Overbeck: Es gibt zwei Aufgaben, die wir zu bewältigen haben. Das eine ist, eine im besten Sinne des Wortes gute Streitkultur zu entwickeln, in der alle Argumente und Für und Wider in allen Themen auf den Tisch des Hauses gelegt werden. Das müssen wir in vielfacher Weise immer noch lernen, dass wir tatsächlich fähig werden, Ambivalenzen auszuhalten und auf der anderen Seite mit Mut nach vorne zu gehen. Wir müssen uns vergegenwärtigen, dass wir eine Kirche sind, die 2000 Jahre alt ist und auf klarem Fundament steht.
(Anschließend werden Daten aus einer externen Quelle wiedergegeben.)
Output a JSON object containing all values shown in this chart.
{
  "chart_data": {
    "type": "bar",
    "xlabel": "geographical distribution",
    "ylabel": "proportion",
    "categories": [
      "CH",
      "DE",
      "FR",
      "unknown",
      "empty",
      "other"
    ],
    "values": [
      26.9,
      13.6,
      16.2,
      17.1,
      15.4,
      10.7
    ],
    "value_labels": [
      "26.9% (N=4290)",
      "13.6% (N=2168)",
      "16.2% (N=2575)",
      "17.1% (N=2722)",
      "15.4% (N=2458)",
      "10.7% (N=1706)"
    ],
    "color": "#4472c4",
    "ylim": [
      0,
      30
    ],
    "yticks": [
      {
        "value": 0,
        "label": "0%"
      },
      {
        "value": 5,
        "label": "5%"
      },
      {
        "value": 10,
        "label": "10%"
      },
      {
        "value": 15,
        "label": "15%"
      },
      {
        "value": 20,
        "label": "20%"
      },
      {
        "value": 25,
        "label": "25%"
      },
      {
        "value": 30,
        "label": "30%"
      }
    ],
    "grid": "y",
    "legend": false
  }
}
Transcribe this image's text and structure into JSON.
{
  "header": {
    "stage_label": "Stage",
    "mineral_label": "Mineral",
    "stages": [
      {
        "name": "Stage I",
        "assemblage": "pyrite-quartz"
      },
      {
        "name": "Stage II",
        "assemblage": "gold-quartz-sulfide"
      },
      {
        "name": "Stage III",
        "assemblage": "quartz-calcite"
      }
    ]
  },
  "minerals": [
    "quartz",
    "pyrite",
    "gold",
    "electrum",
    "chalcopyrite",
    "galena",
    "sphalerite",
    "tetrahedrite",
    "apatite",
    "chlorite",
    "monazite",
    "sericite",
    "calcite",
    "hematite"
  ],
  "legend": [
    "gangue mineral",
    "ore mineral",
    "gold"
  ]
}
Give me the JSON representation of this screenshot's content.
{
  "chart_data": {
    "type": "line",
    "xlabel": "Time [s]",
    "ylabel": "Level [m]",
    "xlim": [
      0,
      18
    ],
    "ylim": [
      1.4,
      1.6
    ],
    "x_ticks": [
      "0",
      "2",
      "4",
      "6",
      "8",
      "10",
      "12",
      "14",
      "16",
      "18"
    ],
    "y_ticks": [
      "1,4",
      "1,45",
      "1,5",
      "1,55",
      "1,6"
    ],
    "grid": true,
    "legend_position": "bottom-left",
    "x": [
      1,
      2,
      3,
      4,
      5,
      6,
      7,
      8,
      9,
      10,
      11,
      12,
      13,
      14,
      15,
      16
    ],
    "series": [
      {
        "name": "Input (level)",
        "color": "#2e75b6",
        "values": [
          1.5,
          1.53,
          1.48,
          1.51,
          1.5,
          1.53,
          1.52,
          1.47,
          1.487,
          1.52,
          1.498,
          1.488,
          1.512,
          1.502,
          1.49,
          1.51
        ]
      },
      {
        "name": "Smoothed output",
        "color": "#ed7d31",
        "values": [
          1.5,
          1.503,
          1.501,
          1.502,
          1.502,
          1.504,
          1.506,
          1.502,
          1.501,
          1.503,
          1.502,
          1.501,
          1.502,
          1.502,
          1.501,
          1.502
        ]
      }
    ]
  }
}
Von diesem Fundament aus müssen wir unsere Kirche weiterentwickeln. Dabei ist nicht alles beliebig und gleichzeitig auch als Antwort auf unsere Zeit zu verstehen. Das andere ist, dass viele unserer Themen auch einen weiten Horizont haben. Papst Franziskus hat beispielsweise im Blick auf das Diakonat für Frauen eine Kommission eingesetzt, die diese Fragen prüfen soll. In einer solchen Situation stecken wir in allen Themen.
domradio.de: Sie sind auf einer Fachtagung in Mülheim an der Ruhr, die sich mit der Frage beschäftigt, wie es mit Glauben und Kirche in einer sich ständig wandelnden Gesellschaft weitergeht. Was steht noch auf dem Programm?
Overbeck: Heute geht es einerseits noch einmal um die Veränderung von Organisationsstrukturen in der Kirche und um die Frage von Partizipation vieler an Leitung und Führung in der Kirche und was es heißt, möglichst viele Menschen zu integrieren. Mir ist wichtig, dass wir alle diese Prozesse nicht nur als innerkirchliche Prozesse begreifen, in dem die eine Rolle spielen, die schon längst bei uns sind. Wir müssen uns auch um die vielen kümmern, die zu uns kommen und die vielleicht Suchende sind oder Glaubende, die neu in ihrer Welt gefestigt werden müssen, die sie in der Kirche antreffen. Das ist ein weites Feld, das sich da heute zeigt, nachdem wir gestern schon um die Frage von Synodalität gerungen haben und die Frage der Subsidiarität eine wichtige Rolle gespielt hat.
Das Interview führte Verena Tröster.